A edição de luxo, em formato de LP e espessura de um robusto álbum, terá 500 exemplares vendidos (por R$ 200) a partir de março no site (www.vivario.org.br) e nos postos do Viva Rio, com renda revertida para a campanha de desarmamento feita pela ONG. Os outros 2.000 exemplares patrocinados pela Petrobras estão sendo distribuídos para bibliotecas públicas e outras instituições. Os autores negociam uma edição comercial.

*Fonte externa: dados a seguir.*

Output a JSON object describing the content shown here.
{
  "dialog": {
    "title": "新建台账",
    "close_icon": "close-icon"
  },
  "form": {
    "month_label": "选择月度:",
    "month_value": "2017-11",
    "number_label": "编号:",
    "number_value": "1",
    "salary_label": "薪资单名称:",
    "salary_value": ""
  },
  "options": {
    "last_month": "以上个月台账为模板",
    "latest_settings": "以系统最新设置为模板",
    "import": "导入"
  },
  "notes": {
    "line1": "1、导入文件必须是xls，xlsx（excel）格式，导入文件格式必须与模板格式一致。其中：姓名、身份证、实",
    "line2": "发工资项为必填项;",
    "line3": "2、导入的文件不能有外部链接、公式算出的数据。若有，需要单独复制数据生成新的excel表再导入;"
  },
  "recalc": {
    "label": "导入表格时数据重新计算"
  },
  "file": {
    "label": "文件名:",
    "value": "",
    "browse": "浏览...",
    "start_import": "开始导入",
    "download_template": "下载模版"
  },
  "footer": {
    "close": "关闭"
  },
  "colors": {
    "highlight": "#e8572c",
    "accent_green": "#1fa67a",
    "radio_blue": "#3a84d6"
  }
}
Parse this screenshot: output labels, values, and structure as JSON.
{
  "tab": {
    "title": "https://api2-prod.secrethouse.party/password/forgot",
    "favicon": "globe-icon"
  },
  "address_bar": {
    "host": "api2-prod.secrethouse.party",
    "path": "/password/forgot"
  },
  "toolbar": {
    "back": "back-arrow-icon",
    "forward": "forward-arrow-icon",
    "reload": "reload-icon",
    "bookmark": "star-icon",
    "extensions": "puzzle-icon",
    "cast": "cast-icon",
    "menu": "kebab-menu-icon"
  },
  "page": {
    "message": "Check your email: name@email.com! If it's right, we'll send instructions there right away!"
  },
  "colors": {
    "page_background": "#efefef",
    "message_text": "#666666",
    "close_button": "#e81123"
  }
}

"A bossa nova já nasceu moderna, e os artistas gráficos e fotógrafos foram se adaptando àquela música diferente que estava surgindo. A linguagem visual ficou à altura das transformações musicais", diz Gavin, 44.
Entre os que mais contribuíram para a criação da identidade visual da bossa nova estão os fotógrafos Mafra e Francisco Pereira e o artista gráfico Cesar G. Vilela.

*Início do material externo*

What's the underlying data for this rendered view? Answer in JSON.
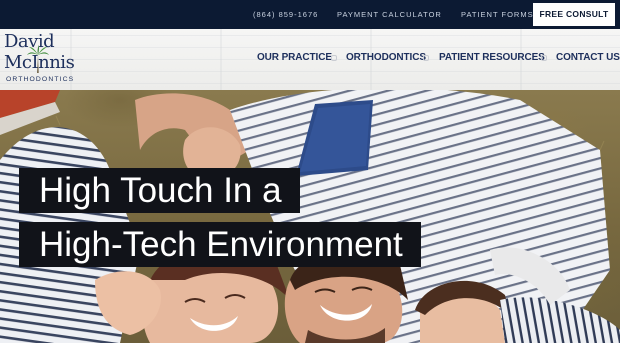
{
  "topbar": {
    "phone": "(864) 859-1676",
    "payment_calculator": "PAYMENT CALCULATOR",
    "patient_forms": "PATIENT FORMS",
    "free_consult": "FREE CONSULT",
    "background_color": "#0c1a33"
  },
  "logo": {
    "line1": "David",
    "line2": "McInnis",
    "line3": "ORTHODONTICS",
    "brand_color": "#1d2f5c",
    "palm_color": "#3e8a3a"
  },
  "nav": {
    "items": [
      {
        "label": "OUR PRACTICE"
      },
      {
        "label": "ORTHODONTICS"
      },
      {
        "label": "PATIENT RESOURCES"
      },
      {
        "label": "CONTACT US"
      }
    ]
  },
  "hero": {
    "headline_line1": "High Touch In a",
    "headline_line2": "High-Tech Environment"
  }
}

Hoje com 74 anos, Vilela foi o inventor do marcante estilo da Elenco, gravadora de Aloysio de Oliveira especializada em bossa nova: capas normalmente com fundo branco, poucos elementos, ousadas tipologias e disposições das letras e, muitas vezes, ilustrações em vez de fotos.
"Na época, não havia toda essa promoção em torno de um disco que há hoje. Então, a capa do LP era seu display, precisava vendê-lo. Como havia muita poluição visual nas lojas, criei capas mais simples, claras, despojadas", conta Vilela, que também trabalhou nos EUA e calcula ter desenhado cerca de mil capas.
Ele diz que chegou a seu estilo experimentando, com poucas referências prévias, já que os discos internacionais não chegavam aqui com freqüência. Mas Gavin e Rodrigues vêem familiaridade com os LPs americanos de jazz.
"As capas da Blue Note, da Verve, da Impulse eram muito bonitas, não se limitavam a estampar a cara do artista. Assim como a bossa nova sofreu influência do jazz, as capas também devem ter sofrido", diz Gavin.
Mas "Bossa Nova e Outras Bossas" não é só um livro de design. Funciona como um grande catálogo do gênero, apresentando, por capítulos, os discos da "linha de frente da bossa nova" (João Gilberto e Tom Jobim), os de cantoras, cantores, instrumentais, internacionais e as trilhas e coletâneas. Todos os capítulos têm textos de abertura de Ruy Castro, além de pequenos comentários dos autores.
"Queria limitar os discos até 1967, mas tivemos que abrir exceções por causa da beleza e da importância de alguns, como "Amoroso" [de João Gilberto, de 1978]", conta Rodrigues, 69, proprietário das capas, algumas conseguidas com apoios como o de um havaiano apaixonado por música brasileira. "A enorme maioria dos discos nunca saiu em CD, e muitos só existem nas mãos de colecionadores", diz.
Gavin e Rodrigues sonham com o relançamento em CD de muitos desses discos e a disponibilização dos LPs para consultas em instituições especializadas.
Entre os atrativos do livro estão as capas que exploravam a febre da bossa nova e sua associação a alegria e juventude. São os casos de "Guitarra Bossa Nova", de Waltel Branco, "Sambalanço", da Moderna Orquestra de Sambas, e "Bossa Nova nos "States'", do saxofonista Juarez Araújo. As capas mostram como a felicidade de um tempo pode virar breguice em outro momento.